Upward Bound is one of the programs that helps students over those hurdles. It was established by Congress in the 1960s to help students from low-income families enter college and graduate.

At Ypsilanti High School on a recent afternoon, about two dozen students gathered in a classroom after school for "college club."

It's one of the projects of Eastern Michigan University's Upward Bound program. On this afternoon, students are learning about different note-taking strategies from graduate students.

This is Antoni McClarty's first college club meeting. He's in the ninth grade at Ypsilanti High School, and he says he's hoping to get a feel for what college is like.

"Things like note-taking," says McClarty. "And hopefully...what's that called...the dorms. Hopefully I'll get used to the dorms."

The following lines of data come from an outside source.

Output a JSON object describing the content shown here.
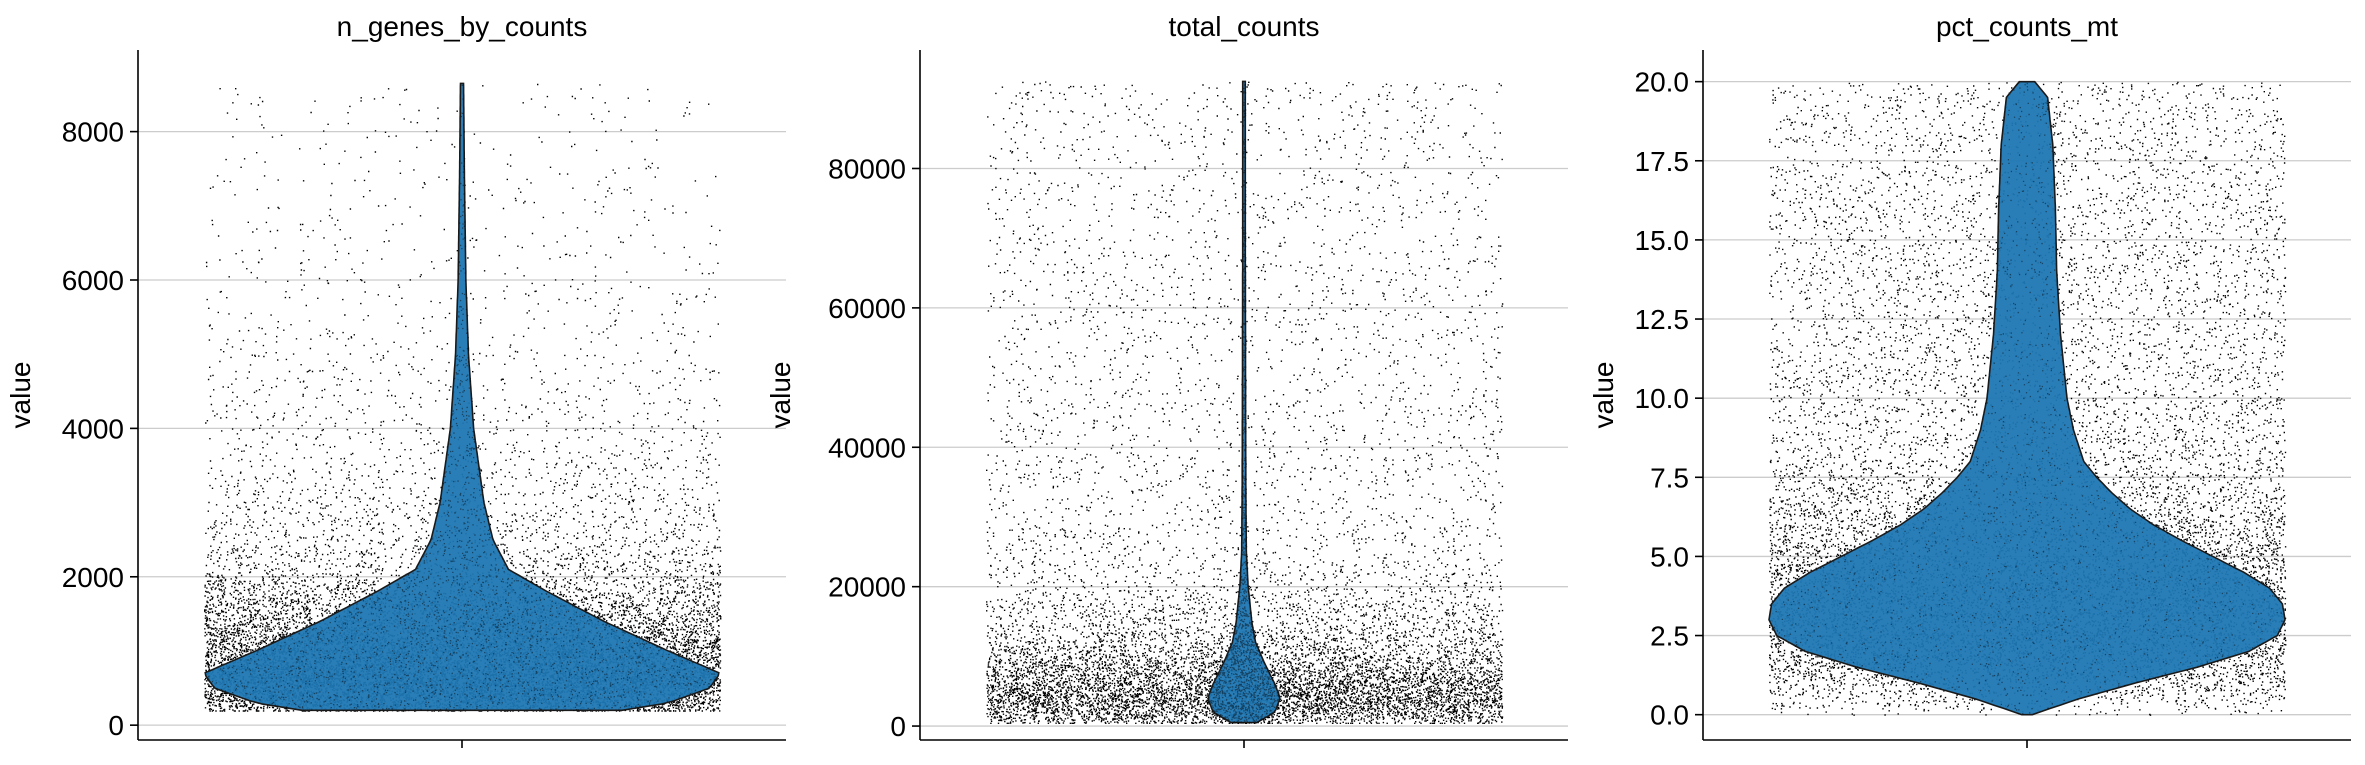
{
  "chart_data": [
    {
      "type": "violin",
      "title": "n_genes_by_counts",
      "ylabel": "value",
      "ylim": [
        -200,
        9100
      ],
      "yticks": [
        0,
        2000,
        4000,
        6000,
        8000
      ],
      "tick_labels": [
        "0",
        "2000",
        "4000",
        "6000",
        "8000"
      ],
      "grid": true,
      "color": "#1f77b4",
      "points_color": "#000000",
      "data_range": [
        200,
        8650
      ],
      "density": [
        {
          "y": 200,
          "w": 0.62
        },
        {
          "y": 300,
          "w": 0.8
        },
        {
          "y": 500,
          "w": 0.96
        },
        {
          "y": 700,
          "w": 1.0
        },
        {
          "y": 1000,
          "w": 0.8
        },
        {
          "y": 1400,
          "w": 0.55
        },
        {
          "y": 1800,
          "w": 0.33
        },
        {
          "y": 2100,
          "w": 0.18
        },
        {
          "y": 2500,
          "w": 0.12
        },
        {
          "y": 3000,
          "w": 0.085
        },
        {
          "y": 3500,
          "w": 0.065
        },
        {
          "y": 4000,
          "w": 0.045
        },
        {
          "y": 5000,
          "w": 0.025
        },
        {
          "y": 6000,
          "w": 0.015
        },
        {
          "y": 7500,
          "w": 0.009
        },
        {
          "y": 8650,
          "w": 0.006
        }
      ]
    },
    {
      "type": "violin",
      "title": "total_counts",
      "ylabel": "value",
      "ylim": [
        -2000,
        97000
      ],
      "yticks": [
        0,
        20000,
        40000,
        60000,
        80000
      ],
      "tick_labels": [
        "0",
        "20000",
        "40000",
        "60000",
        "80000"
      ],
      "grid": true,
      "color": "#1f77b4",
      "points_color": "#000000",
      "data_range": [
        500,
        92500
      ],
      "density": [
        {
          "y": 500,
          "w": 0.05
        },
        {
          "y": 2000,
          "w": 0.12
        },
        {
          "y": 4000,
          "w": 0.14
        },
        {
          "y": 6000,
          "w": 0.12
        },
        {
          "y": 9000,
          "w": 0.08
        },
        {
          "y": 12000,
          "w": 0.045
        },
        {
          "y": 15000,
          "w": 0.03
        },
        {
          "y": 18000,
          "w": 0.022
        },
        {
          "y": 20000,
          "w": 0.016
        },
        {
          "y": 25000,
          "w": 0.009
        },
        {
          "y": 35000,
          "w": 0.007
        },
        {
          "y": 50000,
          "w": 0.006
        },
        {
          "y": 70000,
          "w": 0.005
        },
        {
          "y": 92500,
          "w": 0.005
        }
      ]
    },
    {
      "type": "violin",
      "title": "pct_counts_mt",
      "ylabel": "value",
      "ylim": [
        -0.8,
        21.0
      ],
      "yticks": [
        0,
        2.5,
        5,
        7.5,
        10,
        12.5,
        15,
        17.5,
        20
      ],
      "tick_labels": [
        "0.0",
        "2.5",
        "5.0",
        "7.5",
        "10.0",
        "12.5",
        "15.0",
        "17.5",
        "20.0"
      ],
      "grid": true,
      "color": "#1f77b4",
      "points_color": "#000000",
      "data_range": [
        0,
        20
      ],
      "density": [
        {
          "y": 0.0,
          "w": 0.02
        },
        {
          "y": 0.5,
          "w": 0.2
        },
        {
          "y": 1.0,
          "w": 0.42
        },
        {
          "y": 1.5,
          "w": 0.66
        },
        {
          "y": 2.0,
          "w": 0.86
        },
        {
          "y": 2.5,
          "w": 0.97
        },
        {
          "y": 3.0,
          "w": 1.0
        },
        {
          "y": 3.5,
          "w": 0.99
        },
        {
          "y": 4.0,
          "w": 0.94
        },
        {
          "y": 4.5,
          "w": 0.84
        },
        {
          "y": 5.0,
          "w": 0.72
        },
        {
          "y": 5.5,
          "w": 0.6
        },
        {
          "y": 6.0,
          "w": 0.49
        },
        {
          "y": 6.5,
          "w": 0.4
        },
        {
          "y": 7.0,
          "w": 0.33
        },
        {
          "y": 7.5,
          "w": 0.27
        },
        {
          "y": 8.0,
          "w": 0.22
        },
        {
          "y": 9.0,
          "w": 0.18
        },
        {
          "y": 10.0,
          "w": 0.155
        },
        {
          "y": 12.0,
          "w": 0.13
        },
        {
          "y": 14.0,
          "w": 0.115
        },
        {
          "y": 16.0,
          "w": 0.11
        },
        {
          "y": 18.0,
          "w": 0.1
        },
        {
          "y": 19.5,
          "w": 0.08
        },
        {
          "y": 20.0,
          "w": 0.03
        }
      ]
    }
  ]
}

Mildred McClarty is Antoni's mom. She says she wanted to get her son into Upward Bound after her niece entered the program.

"And we see the difference it's made in her," says McClarty. "Her learning skills, her drive, her motivation. And that's what I want for my son. I want him to know that he'll be a success in college, and that he won't come out between two and four years and have nothing."

Upward Bound programs served about 1,600 students in Michigan last year. But that's just a fraction of the low-income high school students who could benefit from the services the programs offer - such as tutoring, and help with college applications.

Monique Harris, the MSU freshman, says she partly blames herself for not taking school seriously enough in high school. She plans to re-enroll in the math class she was failing until she passes it. And Harris says when she finishes her degree, she'd like to visit her old Detroit high school.

"[To tell] them, like, how serious it is when you get up here. And how when you get in college, everything's going to be like slow motion for you and it's going to seem like everybody else is ten steps ahead of you and you're going to be like, whoa."

Harris says she's happy to know that students in Michigan will soon have to meet more rigorous requirements to graduate - although she says she wishes she had been required or even just pushed to meet similar standards.

This year's high school freshman class will be the first to graduate under the new standards - which require four years of math and English, and three years of science and social studies.

It will be at least four years before it's clear whether those students are better prepared for life after high school.